Mendapat sanjungan berturut-turut dari kedua orangtuaku membuat senyuman bahagia mengembang di wajah Rizlan.

"Terimakasih, Tante."

Tak berapa lama, keluarga kecil yang selalu harmonis akhirnya tiba bersama buah hati mereka yang tampaknya semakin gemuk saja. Semakin menggemaskan.

"Zuraaa!" 

Selalu heboh. Itulah Aulia Tiffany. Mama muda itu langsung menerjangku dengan sebuah pelukan erat.

Tidak seperti saat masa sekolah dulu, di masa sekarang, menyisihkan waktu untuk sekedar berjumpa melepas rasa rindu pun terasa sangat sulit karena memang kami memiliki kesibukan masing-masing.
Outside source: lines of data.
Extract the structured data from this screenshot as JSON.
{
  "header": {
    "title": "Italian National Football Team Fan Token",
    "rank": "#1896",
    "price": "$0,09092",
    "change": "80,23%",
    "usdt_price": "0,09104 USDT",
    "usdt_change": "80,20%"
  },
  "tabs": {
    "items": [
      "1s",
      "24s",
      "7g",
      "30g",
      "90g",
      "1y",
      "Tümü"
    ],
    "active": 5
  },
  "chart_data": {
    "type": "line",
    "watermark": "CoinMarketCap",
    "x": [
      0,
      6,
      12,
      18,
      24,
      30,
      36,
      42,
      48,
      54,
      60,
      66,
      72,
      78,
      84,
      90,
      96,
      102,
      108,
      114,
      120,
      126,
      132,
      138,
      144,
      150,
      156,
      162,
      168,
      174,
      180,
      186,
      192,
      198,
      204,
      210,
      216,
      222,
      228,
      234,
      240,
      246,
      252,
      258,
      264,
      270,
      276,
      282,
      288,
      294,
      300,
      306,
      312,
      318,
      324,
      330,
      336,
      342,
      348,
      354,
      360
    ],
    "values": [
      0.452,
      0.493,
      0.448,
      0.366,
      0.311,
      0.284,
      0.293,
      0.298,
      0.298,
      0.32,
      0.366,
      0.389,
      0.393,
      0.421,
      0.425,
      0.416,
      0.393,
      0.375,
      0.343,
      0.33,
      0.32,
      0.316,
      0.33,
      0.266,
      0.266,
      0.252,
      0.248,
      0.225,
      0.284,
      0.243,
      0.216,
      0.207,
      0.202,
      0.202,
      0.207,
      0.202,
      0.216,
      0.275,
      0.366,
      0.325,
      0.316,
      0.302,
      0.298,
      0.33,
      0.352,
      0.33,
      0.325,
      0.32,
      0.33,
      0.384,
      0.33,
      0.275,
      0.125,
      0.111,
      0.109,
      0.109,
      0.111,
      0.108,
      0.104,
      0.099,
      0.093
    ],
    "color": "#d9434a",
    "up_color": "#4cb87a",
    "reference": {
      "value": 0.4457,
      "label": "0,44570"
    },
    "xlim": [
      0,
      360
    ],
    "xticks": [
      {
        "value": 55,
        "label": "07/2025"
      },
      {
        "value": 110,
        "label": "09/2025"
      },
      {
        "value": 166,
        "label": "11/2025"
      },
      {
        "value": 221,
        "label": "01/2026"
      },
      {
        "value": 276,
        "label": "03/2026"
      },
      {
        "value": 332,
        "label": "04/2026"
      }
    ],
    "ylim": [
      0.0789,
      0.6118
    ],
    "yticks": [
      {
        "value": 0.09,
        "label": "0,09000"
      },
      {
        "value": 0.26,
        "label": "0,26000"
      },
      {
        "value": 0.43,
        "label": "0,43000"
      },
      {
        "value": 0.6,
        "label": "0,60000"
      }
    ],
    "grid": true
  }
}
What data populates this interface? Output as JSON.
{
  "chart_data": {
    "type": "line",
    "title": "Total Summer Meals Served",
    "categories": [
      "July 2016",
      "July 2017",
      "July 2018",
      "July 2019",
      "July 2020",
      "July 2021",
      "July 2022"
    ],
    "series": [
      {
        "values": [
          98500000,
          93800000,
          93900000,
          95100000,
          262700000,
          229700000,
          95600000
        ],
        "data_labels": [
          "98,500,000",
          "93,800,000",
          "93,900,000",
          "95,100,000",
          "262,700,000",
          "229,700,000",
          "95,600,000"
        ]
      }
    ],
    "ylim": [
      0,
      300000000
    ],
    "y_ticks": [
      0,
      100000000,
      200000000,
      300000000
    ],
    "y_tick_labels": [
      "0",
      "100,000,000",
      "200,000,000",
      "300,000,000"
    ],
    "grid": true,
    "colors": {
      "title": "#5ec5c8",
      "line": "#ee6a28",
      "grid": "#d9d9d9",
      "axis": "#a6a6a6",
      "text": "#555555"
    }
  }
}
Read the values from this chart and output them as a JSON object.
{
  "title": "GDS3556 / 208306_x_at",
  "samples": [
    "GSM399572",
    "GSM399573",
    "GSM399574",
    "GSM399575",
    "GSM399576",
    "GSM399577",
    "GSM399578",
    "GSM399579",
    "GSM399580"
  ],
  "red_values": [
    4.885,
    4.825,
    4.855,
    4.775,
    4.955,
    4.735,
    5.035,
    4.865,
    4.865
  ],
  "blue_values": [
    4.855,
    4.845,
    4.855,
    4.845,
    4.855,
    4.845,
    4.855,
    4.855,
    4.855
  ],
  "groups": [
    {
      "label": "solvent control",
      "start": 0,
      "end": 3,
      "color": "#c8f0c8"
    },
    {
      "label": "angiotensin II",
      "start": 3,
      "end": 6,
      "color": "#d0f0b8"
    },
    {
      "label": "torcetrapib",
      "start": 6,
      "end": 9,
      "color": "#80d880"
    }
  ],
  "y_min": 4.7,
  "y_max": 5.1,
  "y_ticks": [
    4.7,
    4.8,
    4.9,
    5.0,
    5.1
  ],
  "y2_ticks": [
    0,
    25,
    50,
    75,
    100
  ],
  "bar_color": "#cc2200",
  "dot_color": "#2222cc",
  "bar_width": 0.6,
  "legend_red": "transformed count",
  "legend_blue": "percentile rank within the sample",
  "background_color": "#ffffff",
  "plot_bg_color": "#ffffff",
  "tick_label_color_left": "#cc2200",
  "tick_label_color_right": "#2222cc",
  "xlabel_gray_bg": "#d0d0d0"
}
Aku dengan profesiku sebagai chef. Dan Olla sebagai WO. Pertemuan di antara kami terjadi tidak sesering dulu saat masa-masa putih abu-abu ataupun saat kuliah. Hanya lewat ponsel kami kerap bertukar kabar. Dan sekalinya bertemu, maka cewek itu akan langsung menerkamku dengan sebuah pelukan, persis seperti yang kerap ia lakukan sejak dulu.

"Ra, sumpah gue kangen banget sama lo!" Kalimat itu Olla ucapkan sesaat setelah ia berhenti merangkulku. "Seandainya aja gue bisa balik ke jaman kuliah dulu, mungkin kita bakal sering ketemu."